No mesmo sentido, em comentário ao HC 105.739, aduzem Leandro Ayres França e Michelangelo Corsetti[9]:
A fixação de uma ordem procedimental acusação-defesa visa a proteger exatamente a essencial contradição dialética do processo, tão necessária para o magistrado construir sua decisão como, nas palavras de Francesco Carnelutti, o oxigênio no ar que respiramos.
Conclui-se, então, que, ao inverter a ordem procedimental e conferir à acusação a última palavra antes de decidir acerca de possível absolvição sumária, a decisão judicial torna-se eivada de nulidade.
6. Conclusão
Nesse cenário, verifica-se que a prática de intimar o representante da acusação para manifestar-se após a apresentação de resposta à acusação pela defesa, principalmente sem conceder à defesa nova vista dos autos, é nula.
A utilização do contraditório como justificativa para tal prática, consiste, em verdade, na deturpação de seu sentido, posto que não pode servir de escudo para a violação à ampla defesa e ao devido processo legal.
Isso posto, para que não se viole garantias processuais tão relevantes, espera-se que a jurisprudência pátria, ainda oscilante, firme-se no sentido do reconhecimento da nulidade de tal prática.
Notas
[1] A resposta à acusação prevista no art. 396 do CPP não possui uma uniforme denominação, havendo quem a chame de defesa prévia, defesa preliminar, resposta à acusação e resposta escrita.
[2] BARROS, Flaviane de Magalhães. (Re)forma do processo penal: comentários críticos dos artigos modificados pelas leis n° 11.690/08 e n° 11.719/08. Belo Horizonte: Del Rey, 2008, p. 119/120.
[3] FERNANDES, Antonio Scarance.

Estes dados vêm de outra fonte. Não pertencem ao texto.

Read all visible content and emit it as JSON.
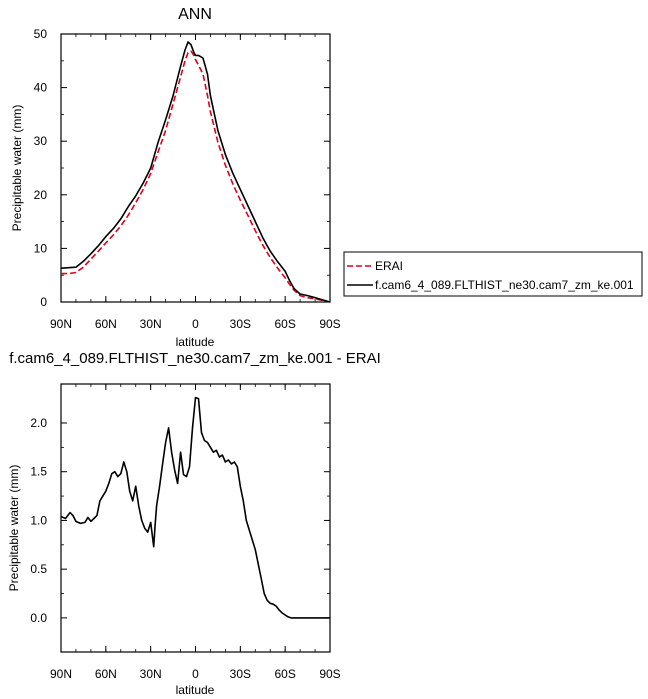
{
  "chart_data": [
    {
      "type": "line",
      "title": "ANN",
      "xlabel": "latitude",
      "ylabel": "Precipitable water (mm)",
      "xlim": [
        90,
        -90
      ],
      "ylim": [
        0,
        50
      ],
      "x_ticks": [
        {
          "value": 90,
          "label": "90N"
        },
        {
          "value": 60,
          "label": "60N"
        },
        {
          "value": 30,
          "label": "30N"
        },
        {
          "value": 0,
          "label": "0"
        },
        {
          "value": -30,
          "label": "30S"
        },
        {
          "value": -60,
          "label": "60S"
        },
        {
          "value": -90,
          "label": "90S"
        }
      ],
      "y_ticks": [
        0,
        10,
        20,
        30,
        40,
        50
      ],
      "legend_position": "right",
      "grid": false,
      "series": [
        {
          "name": "ERAI",
          "color": "#e0001a",
          "dash": "dashed",
          "x": [
            90,
            85,
            80,
            75,
            70,
            65,
            60,
            55,
            50,
            45,
            40,
            35,
            30,
            25,
            20,
            15,
            10,
            7,
            5,
            3,
            1,
            0,
            -2,
            -5,
            -8,
            -10,
            -15,
            -20,
            -25,
            -30,
            -35,
            -40,
            -45,
            -50,
            -55,
            -60,
            -63,
            -66,
            -70,
            -75,
            -80,
            -85,
            -90
          ],
          "y": [
            5.3,
            5.3,
            5.5,
            6.5,
            8.0,
            9.5,
            11.0,
            12.5,
            14.2,
            16.2,
            18.5,
            21.0,
            24.0,
            28.0,
            32.0,
            37.0,
            42.0,
            45.0,
            46.5,
            46.8,
            46.0,
            45.2,
            44.2,
            42.5,
            38.5,
            35.5,
            29.8,
            25.5,
            22.0,
            19.0,
            16.2,
            13.3,
            10.6,
            8.3,
            6.3,
            4.5,
            3.3,
            2.2,
            1.2,
            0.8,
            0.6,
            0.3,
            0.0
          ]
        },
        {
          "name": "f.cam6_4_089.FLTHIST_ne30.cam7_zm_ke.001",
          "color": "#000000",
          "dash": "solid",
          "x": [
            90,
            85,
            80,
            75,
            70,
            65,
            60,
            55,
            50,
            45,
            40,
            35,
            30,
            25,
            20,
            15,
            10,
            7,
            5,
            3,
            1,
            0,
            -2,
            -5,
            -8,
            -10,
            -15,
            -20,
            -25,
            -30,
            -35,
            -40,
            -45,
            -50,
            -55,
            -60,
            -63,
            -66,
            -70,
            -75,
            -80,
            -85,
            -90
          ],
          "y": [
            6.3,
            6.4,
            6.5,
            7.6,
            9.0,
            10.5,
            12.2,
            13.7,
            15.5,
            17.8,
            19.8,
            22.2,
            25.0,
            29.8,
            34.0,
            38.5,
            44.0,
            47.0,
            48.5,
            48.0,
            46.5,
            46.0,
            46.0,
            45.5,
            42.5,
            38.5,
            32.0,
            27.5,
            24.0,
            21.0,
            18.0,
            15.0,
            12.0,
            9.5,
            7.5,
            5.7,
            4.0,
            2.5,
            1.5,
            1.2,
            0.8,
            0.4,
            0.0
          ]
        }
      ]
    },
    {
      "type": "line",
      "title": "f.cam6_4_089.FLTHIST_ne30.cam7_zm_ke.001 - ERAI",
      "xlabel": "latitude",
      "ylabel": "Precipitable water (mm)",
      "xlim": [
        90,
        -90
      ],
      "ylim": [
        -0.35,
        2.4
      ],
      "x_ticks": [
        {
          "value": 90,
          "label": "90N"
        },
        {
          "value": 60,
          "label": "60N"
        },
        {
          "value": 30,
          "label": "30N"
        },
        {
          "value": 0,
          "label": "0"
        },
        {
          "value": -30,
          "label": "30S"
        },
        {
          "value": -60,
          "label": "60S"
        },
        {
          "value": -90,
          "label": "90S"
        }
      ],
      "y_ticks": [
        {
          "value": 0.0,
          "label": "0.0"
        },
        {
          "value": 0.5,
          "label": "0.5"
        },
        {
          "value": 1.0,
          "label": "1.0"
        },
        {
          "value": 1.5,
          "label": "1.5"
        },
        {
          "value": 2.0,
          "label": "2.0"
        }
      ],
      "grid": false,
      "series": [
        {
          "color": "#000000",
          "dash": "solid",
          "x": [
            90,
            87,
            84,
            82,
            80,
            77,
            74,
            72,
            70,
            68,
            66,
            64,
            62,
            60,
            58,
            56,
            54,
            52,
            50,
            48,
            46,
            44,
            42,
            40,
            38,
            36,
            34,
            32,
            30,
            28,
            27,
            26,
            24,
            22,
            20,
            18,
            16,
            14,
            12,
            10,
            8,
            6,
            4,
            2,
            0,
            -2,
            -4,
            -6,
            -8,
            -10,
            -12,
            -14,
            -16,
            -18,
            -20,
            -22,
            -24,
            -26,
            -28,
            -30,
            -32,
            -34,
            -36,
            -38,
            -40,
            -42,
            -44,
            -46,
            -48,
            -50,
            -52,
            -54,
            -56,
            -58,
            -60,
            -62,
            -64,
            -66,
            -68,
            -70,
            -72,
            -74,
            -76,
            -78,
            -80,
            -82,
            -84,
            -86,
            -88,
            -90
          ],
          "y": [
            1.04,
            1.02,
            1.08,
            1.05,
            0.99,
            0.97,
            0.98,
            1.03,
            0.99,
            1.02,
            1.05,
            1.2,
            1.25,
            1.3,
            1.38,
            1.48,
            1.5,
            1.45,
            1.48,
            1.6,
            1.5,
            1.3,
            1.2,
            1.35,
            1.15,
            1.0,
            0.92,
            0.88,
            0.98,
            0.73,
            0.95,
            1.15,
            1.35,
            1.58,
            1.8,
            1.95,
            1.7,
            1.52,
            1.38,
            1.7,
            1.47,
            1.45,
            1.55,
            1.95,
            2.26,
            2.25,
            1.9,
            1.82,
            1.8,
            1.75,
            1.7,
            1.72,
            1.65,
            1.67,
            1.6,
            1.62,
            1.58,
            1.6,
            1.55,
            1.35,
            1.2,
            1.0,
            0.9,
            0.8,
            0.7,
            0.55,
            0.4,
            0.25,
            0.18,
            0.15,
            0.14,
            0.12,
            0.08,
            0.05,
            0.03,
            0.01,
            0.0,
            0.0,
            0.0,
            0.0,
            0.0,
            0.0,
            0.0,
            0.0,
            0.0,
            0.0,
            0.0,
            0.0,
            0.0,
            0.0
          ]
        }
      ]
    }
  ]
}
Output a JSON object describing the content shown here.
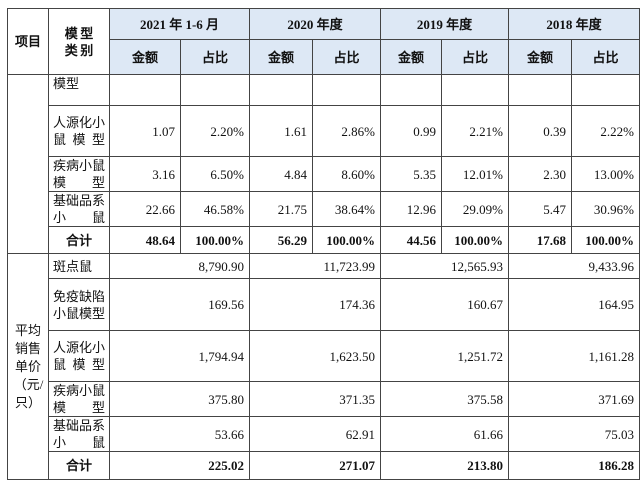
{
  "header": {
    "item": "项目",
    "model_type": "模型类别",
    "periods": [
      "2021 年 1-6 月",
      "2020 年度",
      "2019 年度",
      "2018 年度"
    ],
    "amount": "金额",
    "ratio": "占比"
  },
  "revenue": {
    "rows": [
      {
        "name": "模型",
        "cells": [
          "",
          "",
          "",
          "",
          "",
          "",
          "",
          ""
        ]
      },
      {
        "name": "人源化小鼠模型",
        "cells": [
          "1.07",
          "2.20%",
          "1.61",
          "2.86%",
          "0.99",
          "2.21%",
          "0.39",
          "2.22%"
        ]
      },
      {
        "name": "疾病小鼠模型",
        "cells": [
          "3.16",
          "6.50%",
          "4.84",
          "8.60%",
          "5.35",
          "12.01%",
          "2.30",
          "13.00%"
        ]
      },
      {
        "name": "基础品系小鼠",
        "cells": [
          "22.66",
          "46.58%",
          "21.75",
          "38.64%",
          "12.96",
          "29.09%",
          "5.47",
          "30.96%"
        ]
      }
    ],
    "total": {
      "name": "合计",
      "cells": [
        "48.64",
        "100.00%",
        "56.29",
        "100.00%",
        "44.56",
        "100.00%",
        "17.68",
        "100.00%"
      ]
    }
  },
  "price": {
    "section": "平均销售单价（元/只）",
    "rows": [
      {
        "name": "斑点鼠",
        "cells": [
          "8,790.90",
          "11,723.99",
          "12,565.93",
          "9,433.96"
        ]
      },
      {
        "name": "免疫缺陷小鼠模型",
        "cells": [
          "169.56",
          "174.36",
          "160.67",
          "164.95"
        ]
      },
      {
        "name": "人源化小鼠模型",
        "cells": [
          "1,794.94",
          "1,623.50",
          "1,251.72",
          "1,161.28"
        ]
      },
      {
        "name": "疾病小鼠模型",
        "cells": [
          "375.80",
          "371.35",
          "375.58",
          "371.69"
        ]
      },
      {
        "name": "基础品系小鼠",
        "cells": [
          "53.66",
          "62.91",
          "61.66",
          "75.03"
        ]
      }
    ],
    "total": {
      "name": "合计",
      "cells": [
        "225.02",
        "271.07",
        "213.80",
        "186.28"
      ]
    }
  }
}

Processo Penal Constitucional. 6° Ed. São Paulo: Revista dos Tribunais, 2010, p. 57.
[4]CRUZ, Rogério Schietti Machado. Garantias processuais nos recursos criminais. São Paulo: Atlas, 2002, p. 94-95. Apud DECARO, Luiz Guilherme Rorato. Pode o ministério público manifestar-se sobre a resposta à acusação antes de o juiz a apreciar? In Boletim IBCCRIM. São Paulo : IBCCRIM, ano 19, n. 229, p. 13-14, dez., 2011.
[5] FERNANDES, Antonio Scarance. Processo Penal Constitucional. 6° Ed. São Paulo: Revista dos Tribunais, 2010, p. 111.
[6] DECARO, Luiz Guilherme Rorato. Pode o ministério público manifestar-se sobre a resposta à acusação antes de o juiz a apreciar? In Boletim IBCCRIM. São Paulo : IBCCRIM, ano 19, n. 229, p. 13-14, dez., 2011.
[7] MARLAN, Diogo. Defesa Técnica e seus Consectários Lógicos na Carta Política de 1988. In Processo Penal e Democracia – Estudos em Homenagem aos 20 Anos da Constituição da República de 1988. Rio de Janeiro: Lumen Juris, 2009, p. 180.
[8] GRINOVER, Ada Pellegrini, FERNANDES, Antônio Scarance, GOMES FILHO, Antônio Magalhães. As Nulidades no Processo Penal. 11ª Edição. São Paulo: Revista dos Tribunais, 2009. pp. 193/194
[9] CORSETTI, Michelangelo e FRANÇA, Leandro Ayres. In Boletim IBCCRIM. São Paulo : IBCCRIM, ano 20, n. 233, abr., 2012.